Hal ini sesuai dengan hadis Abu Hurairah Radhiyallahu ‘anhu, bahwa Nabi Shallallahu ‘alaihi wa sallam bersabda, “Jika salah seorang diantara kalian bangun dari tidurnya, hendaknya ia beristintsar tiga kali, karena setan bermalam di lobang-lobang hidungnya.” (HR. Bukhari: 3295).
Dalam riwayat Bukhari, “Jika salah seorang diantara kalian bangun dari tidurnya, hendaknya ia berwudhu dan beristintsar tiga kali.” (HR. Bukhari: 3295).
Para ulama berbeda pendapat tentang hukum istintsar tiga kali setelah bangun tidur kepada dua pendapat :
Pendapat pertama: mereka mengatakan sunnah, karena illat (alasan hukum) yang tertera dalam hadis, “Karena setan bermalam dilobang-lobang hidungnya.” Sisi pendalilannya, karena bermalamnya setan disini tidak mendatangkan najis sehingga seseorang diharuskan untuk menghilangkannya.
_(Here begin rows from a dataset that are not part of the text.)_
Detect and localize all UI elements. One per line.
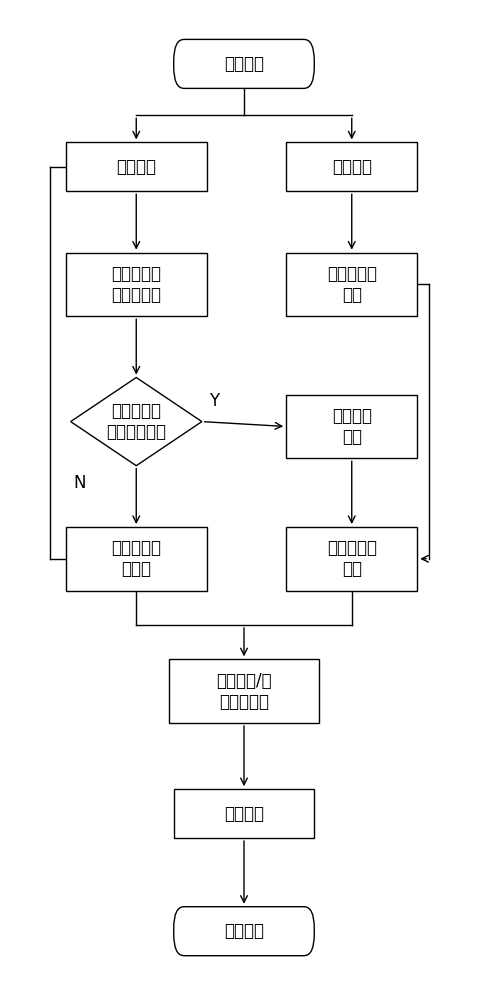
Bar [66, 253, 206, 316]
Bar [66, 527, 206, 591]
Text: 肤色检测: 肤色检测 [332, 158, 372, 176]
Text: 颜色二分类
是否接近肤色: 颜色二分类 是否接近肤色 [106, 402, 166, 441]
Bar [286, 142, 417, 191]
Bar [169, 659, 319, 723]
Bar [286, 527, 417, 591]
Bar [66, 142, 206, 191]
Text: 求斑点颜色
直方图阈值: 求斑点颜色 直方图阈值 [111, 265, 161, 304]
FancyBboxPatch shape [174, 39, 314, 88]
Text: 提取疹点: 提取疹点 [224, 805, 264, 823]
Text: 图像输入: 图像输入 [224, 55, 264, 73]
FancyBboxPatch shape [174, 907, 314, 956]
Text: 提取疹点颜
色特征: 提取疹点颜 色特征 [111, 539, 161, 578]
Polygon shape [71, 377, 202, 466]
Text: 提取颜色
特征: 提取颜色 特征 [332, 407, 372, 446]
Bar [286, 253, 417, 316]
Text: N: N [73, 474, 85, 492]
Bar [286, 395, 417, 458]
Text: 生成疹点/皮
肤判别函数: 生成疹点/皮 肤判别函数 [216, 672, 272, 710]
Text: Y: Y [209, 392, 219, 410]
Text: 融合为新肤
色域: 融合为新肤 色域 [327, 539, 377, 578]
Text: 提取图像肤
色域: 提取图像肤 色域 [327, 265, 377, 304]
Bar [174, 789, 314, 838]
Text: 图像输出: 图像输出 [224, 922, 264, 940]
Text: 斑点检测: 斑点检测 [116, 158, 156, 176]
Pendapat kedua: istintsar hukumnya wajib, karena perintah pada asalnya menunjukkan wajib, dan tidak ada dalil yang memalingkan perintah tersebut dari hukum wajib, sementara apa yang disebutkan oleh penganut pendapat pertama bukanlah dalil yang memalingkan perintah itu dari hukum wajib, karena hikmah dari perintah untuk melakukan istintsar bisa jadi bersifat tersembunyi dan bukan karena
adanya najis.
Dimungkinkan pula dalil yang bersifat mutlak difahami dengan dalil yang bersifat muqayyad (terikat), dalam hadis ini terkandung perintah untuk istintsar sebanyak tiga kali saat bangun tidur, sementara dalam riwayat Bukhari perintah itu dikerjakan saat berwudhu, maka, bisa saja dalil yang mutlak itu dibawa kepada dalil yang muqayyad, sehingga maksud perintah dalam hadis ini adalah ketika berwudhu atau kedua hadis itu diamalkan seluruhnya, sehingga kedua istintsar itu menjadi wajib. Wallahu a’lam.
Faedah :
Sabda beliau, “Sesungguhnya setan bermalam di lobang-lobang hidungnya.” Para ulama berbeda pendapat tentang maknanya, ada yang mengatakan, bermalamnya setan dalam hadis ini bukanlah secara hakiki, namun yang dimaksud adalah kotoran-kotoran yang ada dalam hidung yang seperti setan.
Ada juga yang mengatakan, hadis itu sebagaimana apa adanya, artinya setan memang benar-benar bermalam, hal itu karena hidung merupakan salah satu jalur masuk kedalam jasad yang mengantarkan ke hati, seluruh jalur tertutup, kecuali hidung dan kedua telinga, maka setan dapat masuk melaluinya.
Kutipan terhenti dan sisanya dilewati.